Barack Obama and organized labor have made no secret about promoting each other’s interests. Indeed, his 2008 presidential victory would have been much more difficult in absence of union financial contributions and volunteer work. Thus, Obama’s recess appointment Saturday of Craig Becker to the National Labor Relations Board, effectively overriding a Senate Republican filibuster last month, served as a political IOU as well as an expression of the president’s will. Becker, currently a top union lawyer, has argued that workers should not have any right to opt out of union representation. Moreover, he’s counseled a large local union founded as a subsidiary of the corrupt and soon-to-be-extinct Association of Community Organizations for Reform Now (ACORN). Becker was one of 15 White House Easter recess appointments that included a less controversial NLRB nominee, Mark Pearce, who, like Becker, is a Democrat.
The five-member NLRB, established 75 years ago by the National Labor Relations Act (NLRA), though informally, has a 3-to-2 Democrat-Republican (or vice versa) mix. And with three vacancies, Obama knows he has a rare opportunity to remake labor law through union-friendly tiebreaker rulings. The two current members are Peter Schaumber (Republican) and Wilma Liebman (Democrat) — see photo. The three nominees, Craig Becker, Mark Pearce and Brian Hayes, already have been approved by the Senate Committee on Health, Education, Labor and Pensions. Hayes, a staffer for Sen. Mike Enzi, R-Wyo., apparently will have to go through a standard full-floor Senate vote.

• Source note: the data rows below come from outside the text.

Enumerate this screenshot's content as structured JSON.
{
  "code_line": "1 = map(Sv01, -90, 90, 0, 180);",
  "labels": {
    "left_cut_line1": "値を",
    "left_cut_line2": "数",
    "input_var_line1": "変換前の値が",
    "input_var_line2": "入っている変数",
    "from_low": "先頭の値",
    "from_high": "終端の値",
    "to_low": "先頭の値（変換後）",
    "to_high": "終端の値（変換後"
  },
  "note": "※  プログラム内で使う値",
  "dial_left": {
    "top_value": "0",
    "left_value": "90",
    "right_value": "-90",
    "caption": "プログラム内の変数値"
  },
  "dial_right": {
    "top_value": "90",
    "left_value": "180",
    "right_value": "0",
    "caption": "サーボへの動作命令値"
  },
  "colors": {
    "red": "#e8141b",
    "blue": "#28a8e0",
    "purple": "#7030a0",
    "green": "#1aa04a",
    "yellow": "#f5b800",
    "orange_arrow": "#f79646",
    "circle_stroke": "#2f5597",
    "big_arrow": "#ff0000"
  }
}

Becker, who holds undergraduate and law degrees from Yale, is an unusual case. Currently associate general counsel to both the AFL-CIO and the Service Employees International Union (SEIU), he’s represented unions many times at the U.S. Appeals Court and Supreme Court levels. He also believes in giving unions rights that go well beyond NLRA statutes. As National Legal and Policy Center has noted more than once, Becker argued in a 1993 labor law journal article that employers ought to have no legally enforceable “cognizable” interest in the outcome of union organizing drives and elections. Moreover, in the same piece, he stated that unions should have a right to represent workers even without majority support. “Just as U.S. citizens cannot opt out against having a congressman,” he wrote, “workers should not be able to choose against having a union as their monopoly-bargaining agent.” An indicator of his radicalism is his advisory role to SEIU Local 880, a huge ACORN-affiliated Chicago-based home care workers union recently merged into SEIU Healthcare Illinois and Indiana.
Sen. John McCain, R-Ariz., for one, last fall was disturbed over the nominee’s background. Indeed, he took the dramatic step of placing a hold on the nomination, which already had been approved by a 15-8 committee vote. Re-nominated this year, Becker again passed through the committee by a 13-10 margin. The full Senate voted 52-33 to invoke cloture – that is, to block a filibuster – eight votes short of the 60 votes necessary. Even two Democrats, Ben Nelson (Nebraska) and Blanche Lincoln (Arkansas), voted with the GOP in opposition. But Obama still had the option of naming Becker to the NLRB in a provisional recess appointment, good for one year (formally, until January 2012, the midway point of the next Congress). Yesterday he exercised it. NLRB board members are appointed to five-year terms. That’s a lot of time for Becker to interpret labor law to the satisfaction of unions.